Allez savoir pourquoi. Quelque chose chez cet homme m’a intrigué. Je ne l’ai pas lâché. Je suis retourné le voir, j’ai passé du temps avec lui. Il m’a raconté des anecdotes d’abord. Puis des histoires. Il a fini par m’introduire auprès de quelques contacts de son carnet d’adresse. Un Sud-africain, un ancien légionnaire français établi au Nigeria, un Australien, deux Danois, une Espagnole, un Britannique, et, top on the top, le légendaire Chuck, un Texan ancien négociateur en chef du FBI dont j’apprendrai en progressant dans mon aventure qu’il est une sorte de parrain de la négociation de crise. J’ai découvert, vu la qualité de l’accueil quand je me réclamais de lui, que David était un élément essentiel dans une sorte de confrérie internationale.
Je ne sais pas si je lui ai fait pitié, s’il a été séduit par mon acharnement ou si mon projet de film infaisable a fini par l’émouvoir mais il a accepté de m’emmener avec lui sur une mission. Nous sommes partis en Afrique, on a appris à se connaître un peu mieux. Il m’a éclairé sur son métier, ses codes, ses subtilités, ses traditions, ce qu’on peut dire (pas grand-chose) et ce que l’on doit taire (l’essentiel), coûte que coûte.
Grâce à ses contacts, à ce qu’il m’a appris de ce milieu fermé comme une huître, en avançant à pas comptés, j’ai fini par faire mon film, Rançon, qui a été diffusé dans plus d’une vingtaine de pays *.
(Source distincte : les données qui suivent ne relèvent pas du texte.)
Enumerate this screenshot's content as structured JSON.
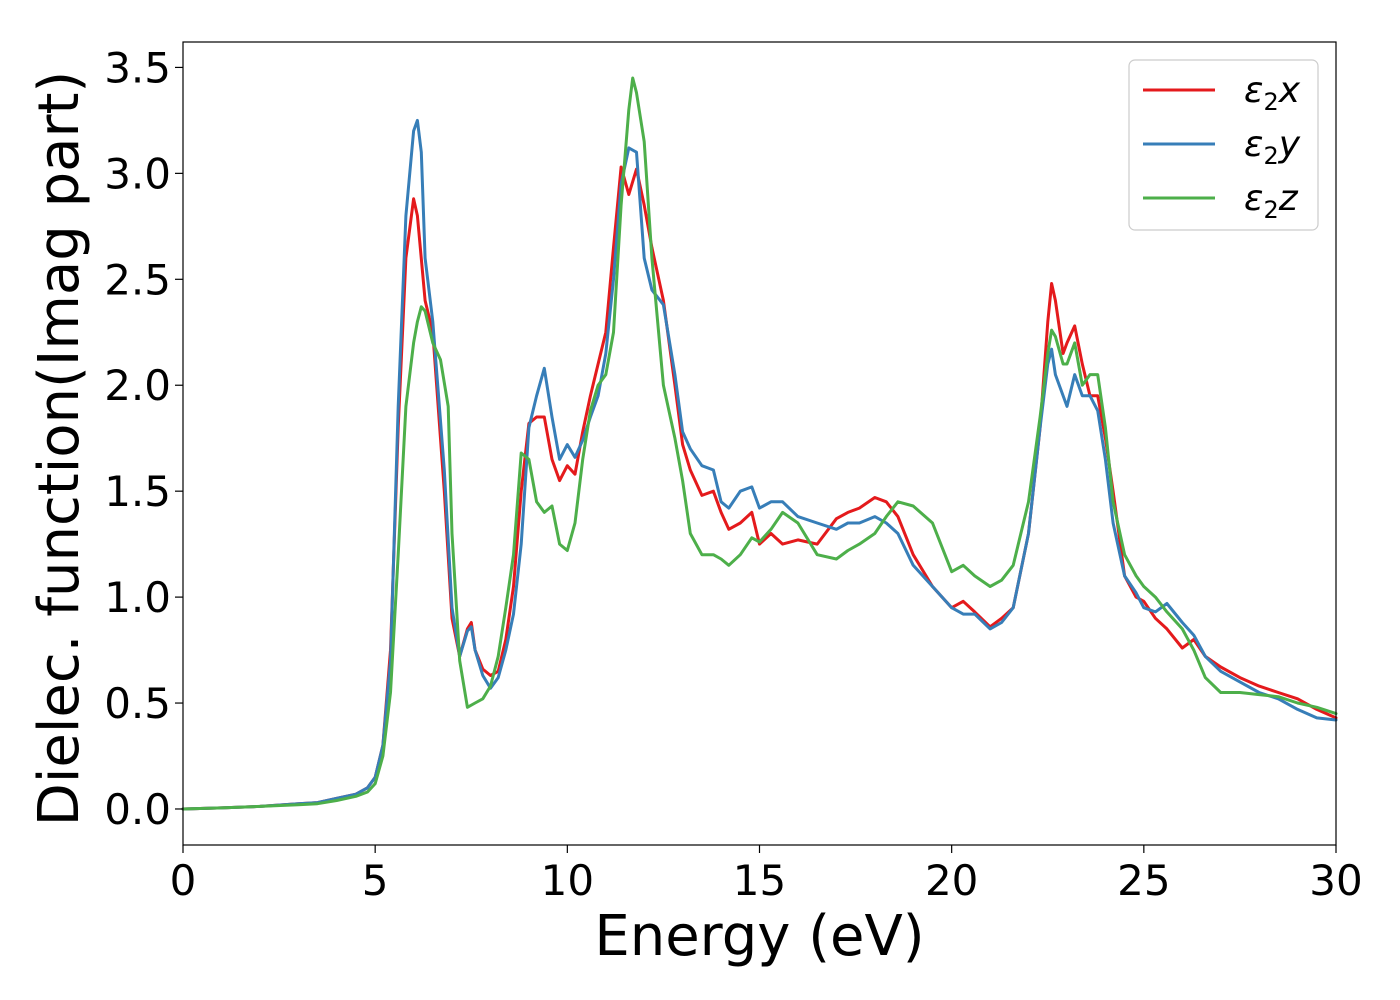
{
  "chart_data": {
    "type": "line",
    "title": "",
    "xlabel": "Energy (eV)",
    "ylabel": "Dielec. function(Imag part)",
    "xlim": [
      0,
      30
    ],
    "ylim": [
      -0.17,
      3.62
    ],
    "xticks": [
      0,
      5,
      10,
      15,
      20,
      25,
      30
    ],
    "yticks": [
      0.0,
      0.5,
      1.0,
      1.5,
      2.0,
      2.5,
      3.0,
      3.5
    ],
    "xtick_labels": [
      "0",
      "5",
      "10",
      "15",
      "20",
      "25",
      "30"
    ],
    "ytick_labels": [
      "0.0",
      "0.5",
      "1.0",
      "1.5",
      "2.0",
      "2.5",
      "3.0",
      "3.5"
    ],
    "grid": false,
    "legend_position": "top-right",
    "series": [
      {
        "name": "ε₂x",
        "legend_main": "ε",
        "legend_sub": "2",
        "legend_suffix": "x",
        "color": "#e41a1c",
        "x": [
          0,
          1,
          2,
          3,
          3.5,
          4,
          4.5,
          4.8,
          5.0,
          5.2,
          5.4,
          5.6,
          5.8,
          6.0,
          6.1,
          6.3,
          6.5,
          6.8,
          7.0,
          7.2,
          7.4,
          7.5,
          7.6,
          7.8,
          8.0,
          8.2,
          8.4,
          8.6,
          8.8,
          9.0,
          9.2,
          9.4,
          9.6,
          9.8,
          10.0,
          10.2,
          10.4,
          10.6,
          10.8,
          11.0,
          11.2,
          11.4,
          11.6,
          11.8,
          12.0,
          12.2,
          12.5,
          12.8,
          13.0,
          13.2,
          13.5,
          13.8,
          14.0,
          14.2,
          14.5,
          14.8,
          15.0,
          15.3,
          15.6,
          16.0,
          16.5,
          17.0,
          17.3,
          17.6,
          18.0,
          18.3,
          18.6,
          19.0,
          19.5,
          20.0,
          20.3,
          20.6,
          21.0,
          21.3,
          21.6,
          22.0,
          22.3,
          22.5,
          22.6,
          22.7,
          22.9,
          23.0,
          23.2,
          23.4,
          23.6,
          23.8,
          24.0,
          24.2,
          24.5,
          24.8,
          25.0,
          25.3,
          25.6,
          26.0,
          26.3,
          26.6,
          27.0,
          27.5,
          28.0,
          28.5,
          29.0,
          29.5,
          30.0
        ],
        "y": [
          0.0,
          0.005,
          0.012,
          0.025,
          0.03,
          0.05,
          0.07,
          0.1,
          0.15,
          0.3,
          0.75,
          1.8,
          2.6,
          2.88,
          2.8,
          2.4,
          2.25,
          1.5,
          0.9,
          0.72,
          0.85,
          0.88,
          0.75,
          0.66,
          0.63,
          0.65,
          0.8,
          1.05,
          1.5,
          1.82,
          1.85,
          1.85,
          1.65,
          1.55,
          1.62,
          1.58,
          1.78,
          1.95,
          2.1,
          2.25,
          2.65,
          3.03,
          2.9,
          3.02,
          2.85,
          2.65,
          2.4,
          2.0,
          1.72,
          1.6,
          1.48,
          1.5,
          1.4,
          1.32,
          1.35,
          1.4,
          1.25,
          1.3,
          1.25,
          1.27,
          1.25,
          1.37,
          1.4,
          1.42,
          1.47,
          1.45,
          1.38,
          1.2,
          1.05,
          0.95,
          0.98,
          0.93,
          0.86,
          0.9,
          0.95,
          1.3,
          1.8,
          2.3,
          2.48,
          2.4,
          2.15,
          2.2,
          2.28,
          2.1,
          1.95,
          1.95,
          1.75,
          1.5,
          1.1,
          1.0,
          0.98,
          0.9,
          0.85,
          0.76,
          0.8,
          0.72,
          0.67,
          0.62,
          0.58,
          0.55,
          0.52,
          0.47,
          0.43
        ]
      },
      {
        "name": "ε₂y",
        "legend_main": "ε",
        "legend_sub": "2",
        "legend_suffix": "y",
        "color": "#377eb8",
        "x": [
          0,
          1,
          2,
          3,
          3.5,
          4,
          4.5,
          4.8,
          5.0,
          5.2,
          5.4,
          5.6,
          5.8,
          6.0,
          6.1,
          6.2,
          6.3,
          6.5,
          6.8,
          7.0,
          7.2,
          7.4,
          7.5,
          7.6,
          7.8,
          8.0,
          8.2,
          8.4,
          8.6,
          8.8,
          9.0,
          9.2,
          9.4,
          9.6,
          9.8,
          10.0,
          10.2,
          10.4,
          10.6,
          10.8,
          11.0,
          11.2,
          11.4,
          11.6,
          11.8,
          12.0,
          12.2,
          12.5,
          12.8,
          13.0,
          13.2,
          13.5,
          13.8,
          14.0,
          14.2,
          14.5,
          14.8,
          15.0,
          15.3,
          15.6,
          16.0,
          16.5,
          17.0,
          17.3,
          17.6,
          18.0,
          18.3,
          18.6,
          19.0,
          19.5,
          20.0,
          20.3,
          20.6,
          21.0,
          21.3,
          21.6,
          22.0,
          22.3,
          22.5,
          22.6,
          22.7,
          22.9,
          23.0,
          23.2,
          23.4,
          23.6,
          23.8,
          24.0,
          24.2,
          24.5,
          24.8,
          25.0,
          25.3,
          25.6,
          26.0,
          26.3,
          26.6,
          27.0,
          27.5,
          28.0,
          28.5,
          29.0,
          29.5,
          30.0
        ],
        "y": [
          0.0,
          0.005,
          0.012,
          0.025,
          0.03,
          0.05,
          0.07,
          0.1,
          0.15,
          0.3,
          0.7,
          1.9,
          2.8,
          3.2,
          3.25,
          3.1,
          2.6,
          2.3,
          1.6,
          0.95,
          0.72,
          0.84,
          0.86,
          0.75,
          0.63,
          0.57,
          0.62,
          0.75,
          0.92,
          1.25,
          1.8,
          1.95,
          2.08,
          1.85,
          1.65,
          1.72,
          1.66,
          1.74,
          1.85,
          1.95,
          2.15,
          2.5,
          2.95,
          3.12,
          3.1,
          2.6,
          2.45,
          2.38,
          2.05,
          1.78,
          1.7,
          1.62,
          1.6,
          1.45,
          1.42,
          1.5,
          1.52,
          1.42,
          1.45,
          1.45,
          1.38,
          1.35,
          1.32,
          1.35,
          1.35,
          1.38,
          1.35,
          1.3,
          1.15,
          1.05,
          0.95,
          0.92,
          0.92,
          0.85,
          0.88,
          0.95,
          1.3,
          1.8,
          2.1,
          2.17,
          2.05,
          1.95,
          1.9,
          2.05,
          1.95,
          1.95,
          1.88,
          1.65,
          1.35,
          1.1,
          1.02,
          0.95,
          0.93,
          0.97,
          0.88,
          0.82,
          0.72,
          0.65,
          0.6,
          0.55,
          0.52,
          0.47,
          0.43,
          0.42
        ]
      },
      {
        "name": "ε₂z",
        "legend_main": "ε",
        "legend_sub": "2",
        "legend_suffix": "z",
        "color": "#4daf4a",
        "x": [
          0,
          1,
          2,
          3,
          3.5,
          4,
          4.5,
          4.8,
          5.0,
          5.2,
          5.4,
          5.6,
          5.8,
          6.0,
          6.1,
          6.2,
          6.3,
          6.5,
          6.7,
          6.9,
          7.0,
          7.2,
          7.4,
          7.6,
          7.8,
          8.0,
          8.2,
          8.4,
          8.6,
          8.8,
          9.0,
          9.2,
          9.4,
          9.6,
          9.8,
          10.0,
          10.2,
          10.4,
          10.6,
          10.8,
          11.0,
          11.2,
          11.4,
          11.6,
          11.7,
          11.8,
          12.0,
          12.2,
          12.5,
          12.8,
          13.0,
          13.2,
          13.5,
          13.8,
          14.0,
          14.2,
          14.5,
          14.8,
          15.0,
          15.3,
          15.6,
          16.0,
          16.5,
          17.0,
          17.3,
          17.6,
          18.0,
          18.3,
          18.6,
          19.0,
          19.5,
          20.0,
          20.3,
          20.6,
          21.0,
          21.3,
          21.6,
          22.0,
          22.3,
          22.5,
          22.6,
          22.7,
          22.9,
          23.0,
          23.2,
          23.4,
          23.6,
          23.8,
          24.0,
          24.2,
          24.5,
          24.8,
          25.0,
          25.3,
          25.6,
          26.0,
          26.3,
          26.6,
          27.0,
          27.5,
          28.0,
          28.5,
          29.0,
          29.5,
          30.0
        ],
        "y": [
          0.0,
          0.005,
          0.012,
          0.02,
          0.025,
          0.04,
          0.06,
          0.08,
          0.12,
          0.25,
          0.55,
          1.2,
          1.9,
          2.2,
          2.3,
          2.37,
          2.35,
          2.2,
          2.12,
          1.9,
          1.3,
          0.7,
          0.48,
          0.5,
          0.52,
          0.58,
          0.72,
          0.95,
          1.2,
          1.68,
          1.65,
          1.45,
          1.4,
          1.43,
          1.25,
          1.22,
          1.35,
          1.65,
          1.88,
          2.0,
          2.05,
          2.25,
          2.85,
          3.3,
          3.45,
          3.38,
          3.15,
          2.6,
          2.0,
          1.75,
          1.55,
          1.3,
          1.2,
          1.2,
          1.18,
          1.15,
          1.2,
          1.28,
          1.26,
          1.32,
          1.4,
          1.35,
          1.2,
          1.18,
          1.22,
          1.25,
          1.3,
          1.38,
          1.45,
          1.43,
          1.35,
          1.12,
          1.15,
          1.1,
          1.05,
          1.08,
          1.15,
          1.45,
          1.85,
          2.15,
          2.26,
          2.23,
          2.1,
          2.1,
          2.2,
          2.0,
          2.05,
          2.05,
          1.8,
          1.45,
          1.2,
          1.1,
          1.05,
          1.0,
          0.93,
          0.85,
          0.75,
          0.62,
          0.55,
          0.55,
          0.54,
          0.53,
          0.5,
          0.48,
          0.45
        ]
      }
    ]
  }
}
Je le lui dois et c’est déjà beaucoup. Mais bien au-delà, David m’a conforté dans la conviction qu’il y avait parfois un gouffre entre l’impression de premier abord et ce que l’on découvre ensuite des hommes et des femmes. Qu’il faut du temps pour accéder au cœur. Et puis, quelque chose de plus complexe, que j’ai aussi appris des anciens otages. C’est dans la crise que l’on juge de la stature. Dans ces moments-là, celui qui agira en sauveur, bravant tous les dangers, se trouve parfois -pour ne pas dire souvent- aux antipodes de tout ce qui, a priori, vous attire vers l’autre. Les croyances, les opinions politiques ou religieuses, le « feeling », les goûts et les couleurs. J’ai vu un ancien otage, intellectuel de gauche raffiné, nouer une fraternité indéfectible, à la vie à la mort, avec un ancien soldat des forces spéciales brut de décoffrage, venu le libérer arme au poing du cul de basse-fosse où le retenaient quelques brigands.

Tout ça pour dire que je ne passerais peut-être pas toutes mes vacances avec David. Mais non seulement j’ai passé avec lui des moments inoubliables et si d’aventure un jour, il m’arrive un gros pépin, il fait partie des très rares que je rêverais d’avoir à mes côtés.